2 Kasım 2009 Pazartesi

Perihan Savaş Gözyaşlarına Hakim Olamadı

Perihan Savaş Gözyaşlarına Hakim Olamadı
http://www.yazete.com/fotogaleri/act/8570_5242_02112009_10.jpg 
Perihan Savaş, eşini ölüme götüren nedeni gazeteci Bilal Özcan'a açıkladı.


Perihan Savaş, gazeteci Bilal Özcan'ın ‘Laf Aramızda’ programına konuk oldu.

1972 yılında henüz 16 yaşındayken ‘Altın Portakal’ ödülü kazanan Savaş, hayatındaki ilginç olayları Bilal Özcan’a anlattı. 13 yaşında evlenen ve bakire olarak boşanan Savaş, 1987 yılında evlendiği, oğlunun babası ünlü aktör Yılmaz Zafer’i anlatırken göz yaşlarını tutamadı.
Perihan Savaş, programda ilk kez, 1994 senesinde kalp krizi geçirdikten sonra beyninde oluşan hasar nedeniyle 1,5 yıl bakıma muhtaç bir şekilde yaşadıktan sonra hayata veda eden Yılmaz Zafer’i ölüme götüren süreci de ayrıntılarıyla anlattı.
Savaş, kocasının, birlikte yapım şirketi kurdukları ortağının baskılarına ve iftiralarına dayanamadığı için kalp krizi geçirdiğini anlattı.

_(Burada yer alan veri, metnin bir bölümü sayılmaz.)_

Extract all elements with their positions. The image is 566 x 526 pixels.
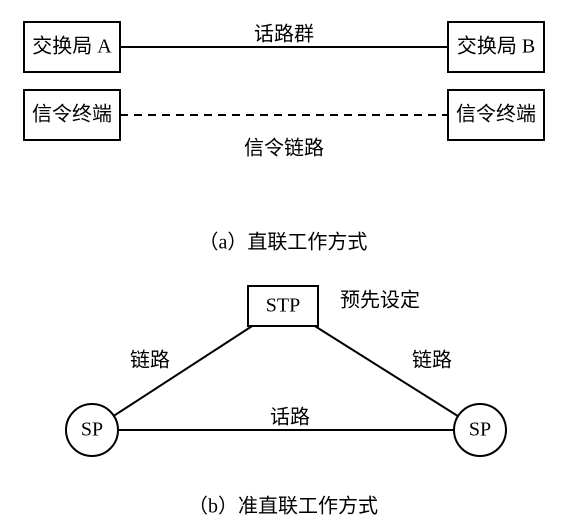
caption-b: （b）准直联工作方式 [188, 495, 378, 518]
label-link-left: 链路 [130, 349, 170, 372]
label-link-right: 链路 [412, 349, 452, 372]
label-preset: 预先设定 [340, 289, 420, 312]
edge-label-signaling-link: 信令链路 [244, 137, 324, 160]
node-label-stp: STP [266, 295, 300, 317]
node-label-rightTop: 交换局 B [457, 35, 535, 58]
node-label-rightBot: 信令终端 [456, 103, 536, 126]
edge-label-voice-trunk: 话路群 [254, 23, 314, 46]
node-label-spLeft: SP [81, 419, 103, 441]
node-label-leftBot: 信令终端 [32, 103, 112, 126]
node-label-spRight: SP [469, 419, 491, 441]
label-voice: 话路 [270, 406, 310, 429]
caption-a: （a）直联工作方式 [199, 231, 368, 254]
node-label-leftTop: 交换局 A [32, 35, 112, 58]
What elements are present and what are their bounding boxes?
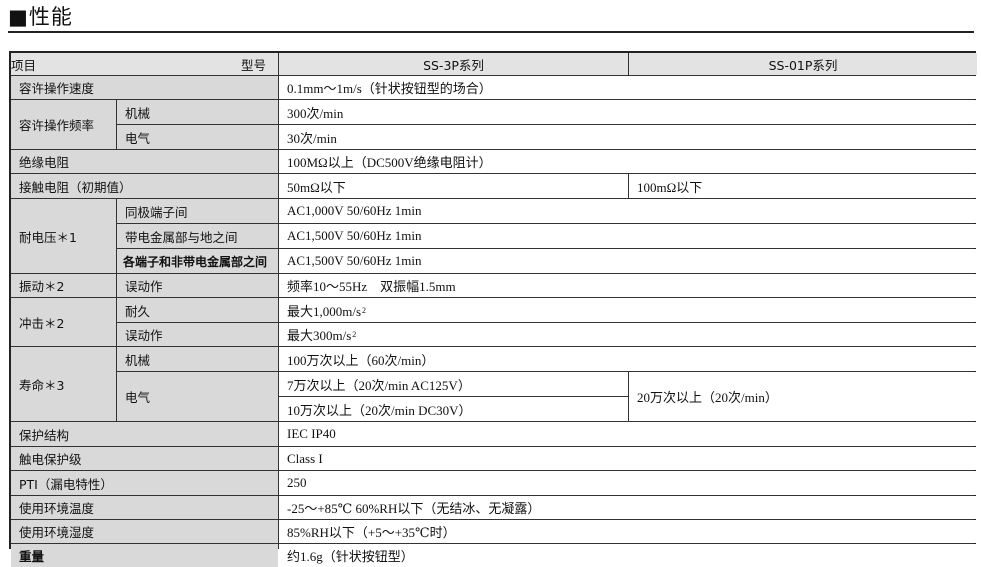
shock-malfunction-text: 最大300m/s [287,328,352,343]
label-insulation: 绝缘电阻 [11,150,278,173]
value-protection: IEC IP40 [279,422,977,446]
label-contact: 接触电阻（初期值） [11,174,278,198]
value-humidity: 85%RH以下（+5～+35℃时） [279,520,977,543]
label-vibration-sub: 误动作 [117,274,278,297]
value-insulation: 100MΩ以上（DC500V绝缘电阻计） [279,150,977,173]
header-ss01p: SS-01P系列 [629,53,977,75]
value-dielectric-3: AC1,500V 50/60Hz 1min [279,249,977,273]
value-shock-endurance: 最大1,000m/s 2 [279,298,977,322]
title-divider [8,31,974,33]
value-contact-ss01p: 100mΩ以下 [629,174,977,198]
value-shock-class: Class I [279,447,977,470]
header-item: 项目 [11,57,37,73]
label-humidity: 使用环境湿度 [11,520,278,543]
label-dielectric-2: 带电金属部与地之间 [117,224,278,248]
label-life: 寿命＊3 [11,347,116,421]
value-weight: 约1.6g（针状按钮型） [279,544,977,567]
value-speed: 0.1mm～1m/s（针状按钮型的场合） [279,76,977,99]
label-shock-endurance: 耐久 [117,298,278,322]
value-temp: -25～+85℃ 60%RH以下（无结冰、无凝露） [279,496,977,519]
value-contact-ss3p: 50mΩ以下 [279,174,628,198]
label-weight: 重量 [11,544,278,567]
label-shock: 冲击＊2 [11,298,116,346]
label-freq-mech: 机械 [117,100,278,124]
superscript: 2 [352,330,357,339]
label-freq-elec: 电气 [117,125,278,149]
value-freq-elec: 30次/min [279,125,977,149]
section-title: ■性能 [8,5,73,29]
label-pti: PTI（漏电特性） [11,471,278,495]
label-speed: 容许操作速度 [11,76,278,99]
label-protection: 保护结构 [11,422,278,446]
value-life-elec-dc: 10万次以上（20次/min DC30V） [279,397,628,421]
label-life-elec: 电气 [117,372,278,421]
label-freq: 容许操作频率 [11,100,116,149]
label-life-mech: 机械 [117,347,278,371]
label-shock-malfunction: 误动作 [117,323,278,346]
label-dielectric-1: 同极端子间 [117,199,278,223]
value-vibration: 频率10～55Hz 双振幅1.5mm [279,274,977,297]
superscript: 2 [362,305,367,315]
label-temp: 使用环境温度 [11,496,278,519]
value-life-elec-ss01p: 20万次以上（20次/min） [629,372,977,421]
value-life-mech: 100万次以上（60次/min） [279,347,977,371]
value-life-elec-ac: 7万次以上（20次/min AC125V） [279,372,628,396]
value-pti: 250 [279,471,977,495]
value-shock-malfunction: 最大300m/s 2 [279,323,977,346]
label-dielectric: 耐电压＊1 [11,199,116,273]
header-ss3p: SS-3P系列 [279,53,628,75]
header-model: 型号 [240,57,266,73]
performance-table: 项目 型号 SS-3P系列 SS-01P系列 容许操作速度 0.1mm～1m/s… [9,51,977,567]
label-dielectric-3: 各端子和非带电金属部之间 [117,249,278,273]
value-dielectric-2: AC1,500V 50/60Hz 1min [279,224,977,248]
label-vibration: 振动＊2 [11,274,116,297]
value-dielectric-1: AC1,000V 50/60Hz 1min [279,199,977,223]
label-shock-class: 触电保护级 [11,447,278,470]
value-freq-mech: 300次/min [279,100,977,124]
header-item-model: 项目 型号 [11,53,278,75]
shock-endurance-text: 最大1,000m/s [287,303,362,319]
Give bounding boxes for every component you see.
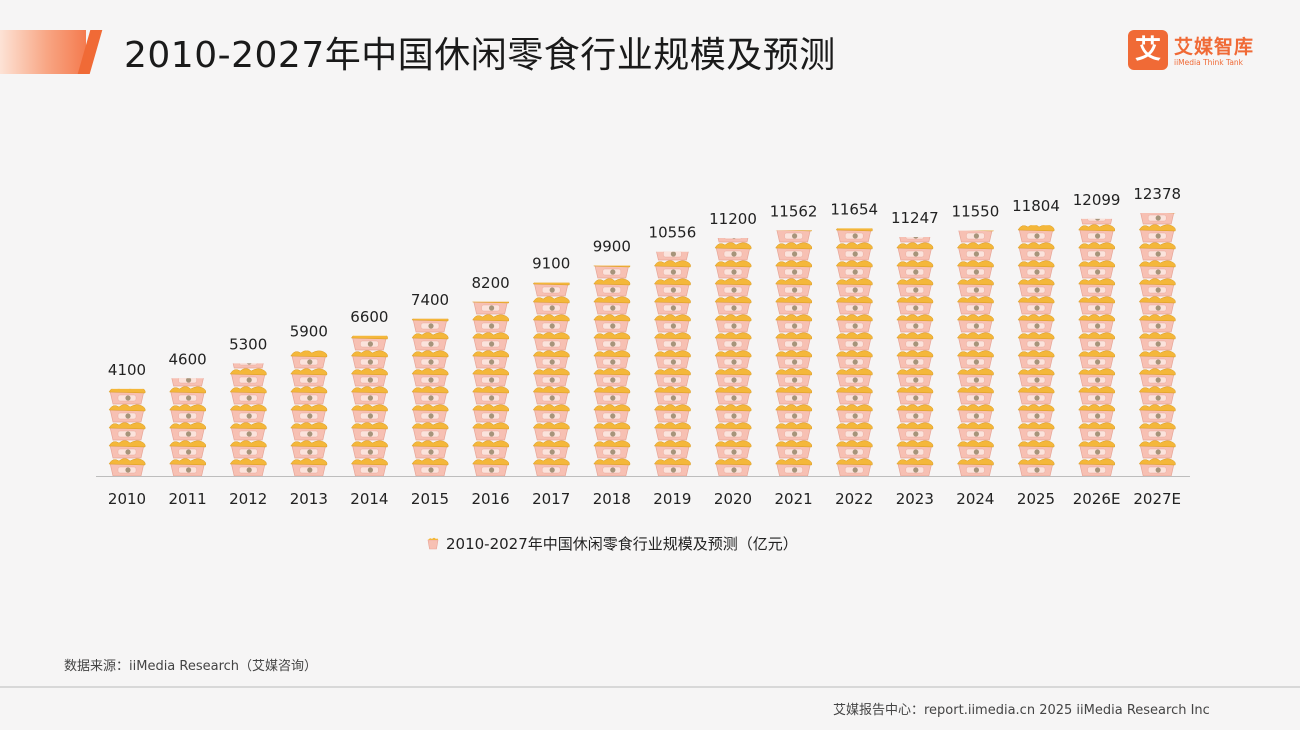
category-label-2022: 2022	[835, 490, 873, 508]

*Biz o dönem bir şirket kurmuştuk. Şimdi adını zikretmek istemiyorum, ortağımız vardı. Ve o ortağımız onu çok üzmüştü. Hatta bir keresinde eve gelip sabaha kadar ağladığını biliyorum. Avukata gitmişti bu ortaklığı bitirmeye ve orada kalp krizi geçiriyor ve hayatını kaybediyor. Sonra hastanede tekrar yapılan müdahalelerle hayata geri dönüyor. Ama 4 dakika oksijensiz kaldığı için beyin hücreleri ciddi bir hasara uğramıştı.

“Yılmaz öleceğini biliyordu”

Yılmaz çocuğumuz Savaş’ı sadece iki ay sevebildi. O zaten çocukları çok severdi. Hatta arkadaşlarımıza misafirliğe gittiğimizde o çocuklarla bir odaya çekilir ve onlarla oynardı. Çocuğumuz çok beklemediğimiz bir anda oldu ve biz de Allah’tan diyerek Savaş’ı dünyaya getirdik. İyi ki de doğurmuşum Savaş’ı çünkü Yılmaz, çocuk sevgisini iki ay boyunca yaşadı. Hastalanmadan önce her şey Yılmaz’ın içine doğuyordu. Ben hamileydim ve annem, ben ve Yılmaz trafikteydik. Çok ağır bir trafik vardı ve Yılmaz dönüp anneme; “Ben bu çocuğun yüzünü göremeyeceğim biliyor musunuz” dedi ve annem de ben de çok şaşırmıştık. Sonra ben de “Bak şimdi trafikte doğururum, o zaman yüzünü görürsün” dedim ve gülüşmüştük. Hemen sonrasında da Havaya baktı ve “Allah’ım canımı alacaksan da çocuğumu göreyim öyle al” dedi ve biz bunu asla ama asla unutamıyoruz. Sonuçta oğlunun yüzünü gördü ama bir süre sonra da onu kaybettik.

“Yılmaz’ı çok özlüyorum”

Evet onu çok özlüyorum. İnsanlığını özlüyorum, sevecenliğini özlüyorum. Çok temiz bir insandı ve dürüsttü. Herkesi kendisi gibi gören biriydi Yılmaz. Ben hep Yılmaz’a “Herkesi kendin gibi görme derdim” ama o yine de herkesi kendisi gibi görmeye devam etti. Bence Yılmaz, bu dünyada her neyptıysa onların karşılığını çekti ve öbür dünyada çok mutlu ve huzurlu olduğuğuna inanıyorum. Ama tabii ki ben onu çok özlüyorum. Keşke herkes onun gibi dürüst, onun gibi adam gibi adam olabilseydi. Karagümrüklüydü ve çok delikanlı bir insandı. Eğer haksızsan onu direkt olarak yüzüne söylerdi. Oğlum Savaş’ın babasını tanımasını çok isterdim ama; asla babasını tanımadı. Babasının filmlerini izliyor, benden, babasının arkadaşlarından, amcalarından Yılmaz’ı dinliyor. Ama tavrı ve davranışlarıyla tıpkı babası Yılmaz gibi. Hareketleri, sevecenliği, saçını taraması bile tıpkı babası gibi.